Wednesday, April 21st, 2010
In the middle of a phone-records battle with the Denver Post in 2008, Governor Ritter deactivated his state-issued cell phone, thereby choosing to make all of his mobile communications from a privately paid-for cell phone. The government-issued cell phone was deactivated in July 2008, and has never been reactivated. In August 2008, the Post filed a lawsuit against the Governor after the paper’s request for phone records of the privately paid-for phone were denied.
At the time, the Post noted that the Governor was already rarely using the cell phone that was provided by the taxpayers specifically intended for state business. Instead, Ritter was apparently conducting the majority of his state-business phone calls on his private cell phone. The move allowed him to keep his government-related phone calls shielded from the public after subsequent court rulings said the state’s open records act did not apply to a privately paid-for phone.
Nearly all calls (logs of inbound and outbound calls) made on the government-issued phone would be open record under the Colorado Open Records Act (CORA). However, the Denver Post noted that even the bill for the Governor’s government-issued cell phone did not have a call-by-call itemization log.
“It’s nice that the Governor is saving the people a few hundred bucks a year by deactivating this government cell phone,” said Independence Institute President Jon Caldara. “But if it means a more open and transparent government, I’d rather he spend the money instead of creating and then exploiting an apparent loophole in the open records act that will potentially set a precedent for other government officials all across Colorado. But to use a poker term, the Governor went ‘all-in’ regarding this dispute with the Post. By deactivating his government cell-phone, he was thumbing his nose at the Post, and also to the state’s open records law.”
The Governor’s office did not respond to emails regarding this story.
The Denver Post declined comment for this story because they are still litigating the case against the Governor. However, shortly after Governor Ritter announced he would not seek re-election in 2010, Post publisher Dean Singleton commented on the case while speaking on the “Caplis and Silverman” radio show on 630 KHOW. “It is absolutely imperative that government be carried out in the open, and it is clearly not right for any politician to conduct government business on his personal cell phone, and not have it available for the public to see,” Singleton told the radio show. “That is a basic disagreement that we have with Governor Ritter, and we think if that decision were allowed to stand, that, you know, every public official in Colorado and elsewhere would just go start doing business on their private cell phones and that is wrong. Government needs to be transparent to all. And, it’s a principle issue for those of us in the press.”

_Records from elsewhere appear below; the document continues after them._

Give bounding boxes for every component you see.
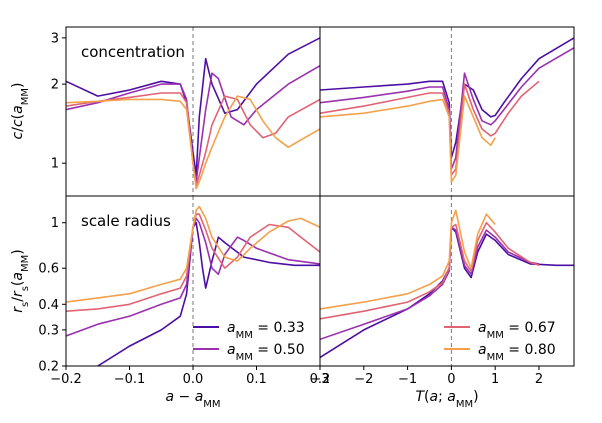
series-line-067 — [320, 221, 540, 320]
x-tick-label: 2 — [535, 372, 543, 387]
series-line-080 — [320, 209, 496, 310]
y-tick-label: 0.2 — [38, 360, 59, 375]
x-tick-label: 0.2 — [310, 372, 331, 387]
series-line-033 — [97, 221, 320, 366]
series-line-080 — [320, 95, 496, 183]
panel-bottom-right: −3 −2 −1 0 1 2 — [310, 195, 575, 387]
series-line-050 — [320, 47, 574, 170]
legend-label-033: aMM = 0.33 — [227, 320, 305, 341]
legend-label-080: aMM = 0.80 — [478, 342, 556, 363]
x-tick-label: 1 — [491, 372, 499, 387]
series-line-080 — [66, 95, 320, 190]
panel-label: scale radius — [81, 212, 171, 230]
y-tick-label: 2 — [51, 78, 59, 93]
series-line-050 — [66, 217, 320, 337]
x-tick-label: −3 — [310, 372, 329, 387]
y-tick-label: 0.3 — [38, 323, 59, 338]
axis-labels: c/c(aMM) rs/rs(aMM) a − aMM T(a; aMM) — [10, 83, 479, 410]
panel-label: concentration — [81, 43, 185, 61]
y-tick-label: 1 — [51, 157, 59, 172]
x-tick-label: 0.1 — [246, 372, 267, 387]
y-tick-label: 3 — [51, 31, 59, 46]
x-tick-label: −1 — [398, 372, 417, 387]
y-axis-label-concentration: c/c(aMM) — [10, 83, 31, 140]
series-line-067 — [66, 92, 320, 187]
series-line-033 — [66, 37, 320, 176]
panel-frame — [319, 195, 575, 367]
y-tick-label: 0.4 — [38, 298, 59, 313]
x-tick-label: −0.1 — [114, 372, 146, 387]
panel-bottom-left: 0.2 0.3 0.4 0.6 1 −0.2 −0.1 0.0 0.1 0.2 scale radi… — [38, 195, 331, 387]
series-line-067 — [320, 80, 540, 176]
series-line-033 — [320, 226, 574, 359]
x-tick-label: 0 — [447, 372, 455, 387]
panel-top-left: 1 2 3 concentration — [51, 26, 321, 197]
x-tick-label: 0.0 — [183, 372, 204, 387]
series-line-067 — [66, 213, 320, 312]
x-tick-label: −0.2 — [50, 372, 82, 387]
panel-top-right — [319, 26, 575, 197]
legend-label-050: aMM = 0.50 — [227, 342, 305, 363]
y-tick-label: 0.6 — [38, 262, 59, 277]
series-line-050 — [320, 226, 540, 341]
x-tick-label: −2 — [354, 372, 373, 387]
legend-label-067: aMM = 0.67 — [478, 320, 556, 341]
y-tick-label: 1 — [51, 216, 59, 231]
x-axis-label-left: a − aMM — [165, 389, 220, 410]
y-axis-label-scale-radius: rs/rs(aMM) — [10, 249, 31, 312]
series-line-080 — [66, 205, 320, 303]
x-axis-label-right: T(a; aMM) — [415, 389, 478, 410]
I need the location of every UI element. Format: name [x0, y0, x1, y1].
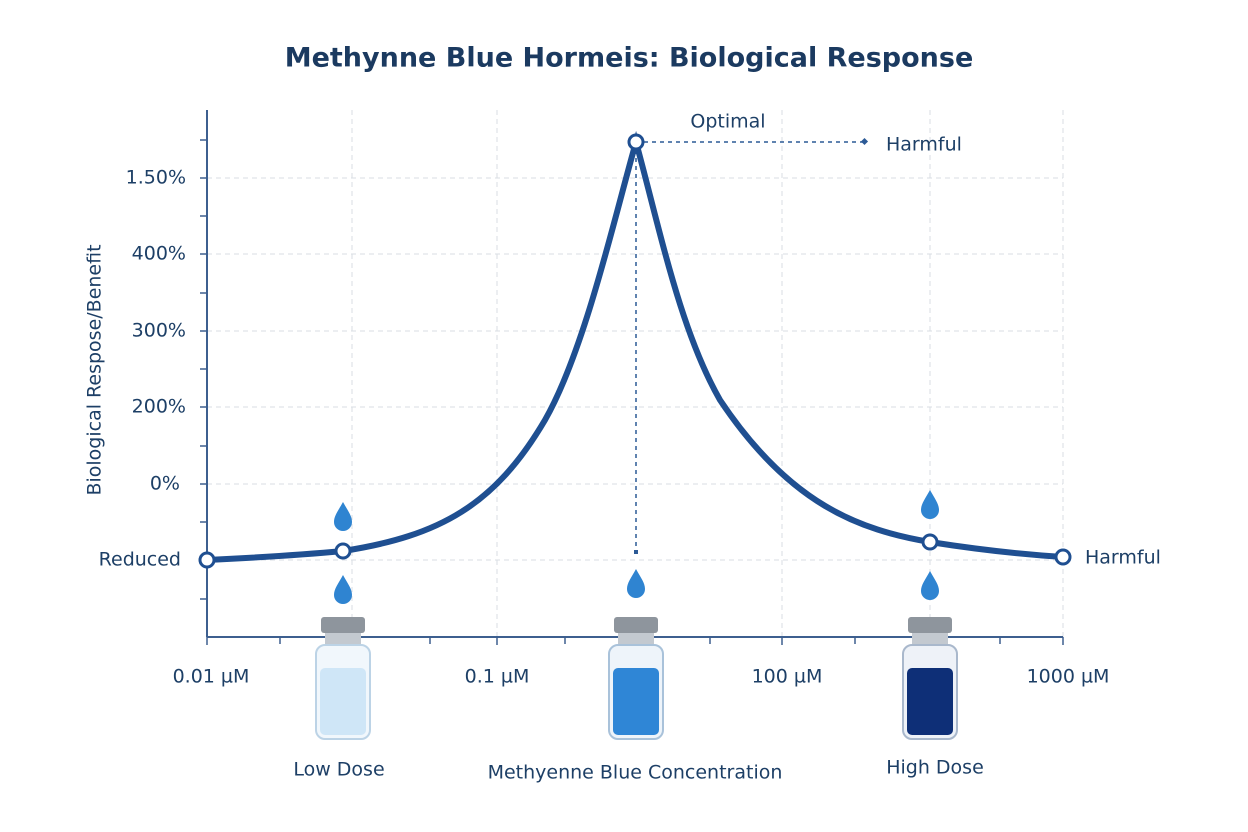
title: Methynne Blue Hormeis: Biological Respon… [285, 43, 974, 74]
grid [207, 110, 1064, 637]
annotation: Optimal [690, 111, 765, 133]
x-label: 0.01 µM [173, 666, 250, 688]
drops [334, 490, 939, 604]
y-label: 1.50% [126, 167, 186, 189]
guides [634, 137, 869, 554]
y-label: 400% [132, 243, 186, 265]
x-axis-title: Methyenne Blue Concentration [488, 762, 783, 784]
x-label: 0.1 µM [465, 666, 530, 688]
point [334, 542, 352, 560]
y-label: 200% [132, 396, 186, 418]
vial-label: High Dose [886, 757, 984, 779]
vial-high [902, 617, 958, 740]
point [627, 133, 645, 151]
vial-low [315, 617, 371, 740]
annotation: Harmful [1085, 547, 1161, 569]
vial-mid [608, 617, 664, 740]
y-axis-title: Biological Respose/Benefit [84, 244, 106, 495]
point [1054, 548, 1072, 566]
x-label: 1000 µM [1027, 666, 1110, 688]
point [198, 551, 216, 569]
annotation: Reduced [99, 549, 181, 571]
vial-label: Low Dose [293, 759, 384, 781]
y-label: 0% [150, 473, 180, 495]
y-label: 300% [132, 320, 186, 342]
annotation: Harmful [886, 134, 962, 156]
point [921, 533, 939, 551]
x-label: 100 µM [752, 666, 823, 688]
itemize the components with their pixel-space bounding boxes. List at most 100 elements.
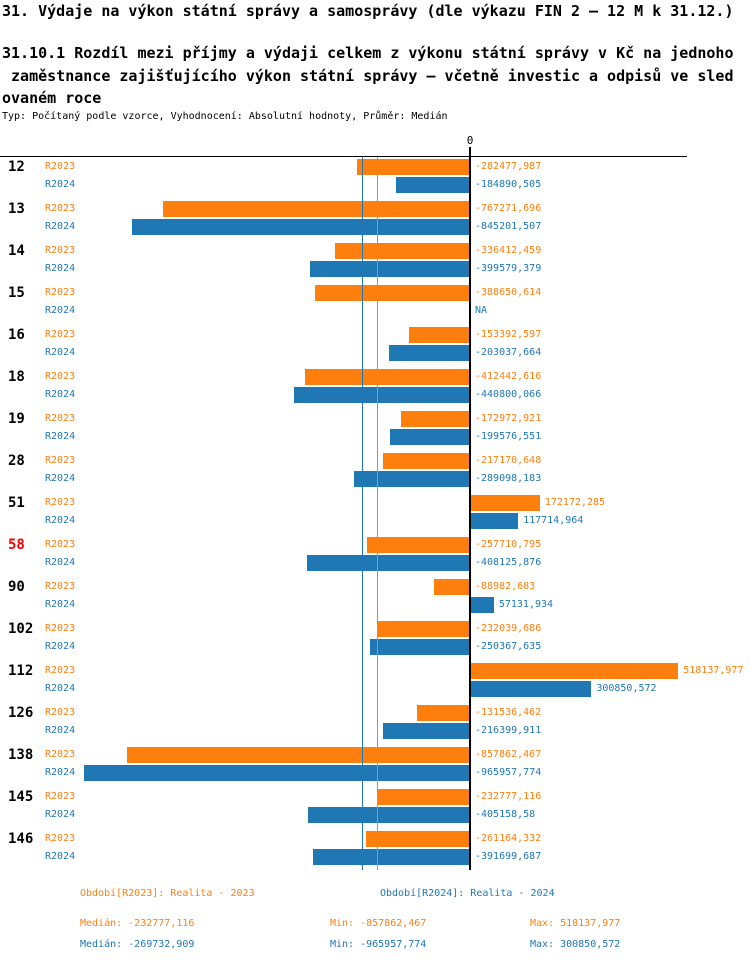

Accessing phone records can be crucial to understanding how certain governments or government officials go about their business on any given day. For example, phone records and logs obtained by reporter Karen Crummy of the Denver Post raised serious questions about Stephanie Villafuerte’s involvement in the Cory Voorhis scandal.
The issue of open records and privately paid-for cell phones has recently become an issue in other states as well. In 2008, a student of Oklahoma State University discovered that hundreds of University officials were conducting university business on their personal cell phones, and using that as a basis to deny access to the phone records. OSU journalism professor Joey Senat said, “The notion put forth by OSU poses a serious threat to open government because it contains no limiting principle. If a record is secret because it’s on the mayor’s iPhone, then so are documents on the mayor’s own laptop even if he’s conducting the public’s business on it while seated at his office desk.”
About one year later, Oklahoma Attorney General Drew Edmonson issued a binding opinion on the matter, saying, “People who use their personal PC’s (personal computers) or personal phones to conduct public business, there’s nothing improper about that, but the records that are generated on those instruments fall within the (Oklahoma) Open Records Act, and need to be preserved, unless they are otherwise deemed confidential, and need to be turned over upon request.”
“Maybe the Ritter Administration will one day regret the precedent they are setting when a Republican holds the Governorship, and the new Governor and their staff hide all of their activity thanks to the hard work of Mr. Ritter,” Caldara added. “But if this precedent is upheld by the Supreme Court, then the legislature may have to get involved.”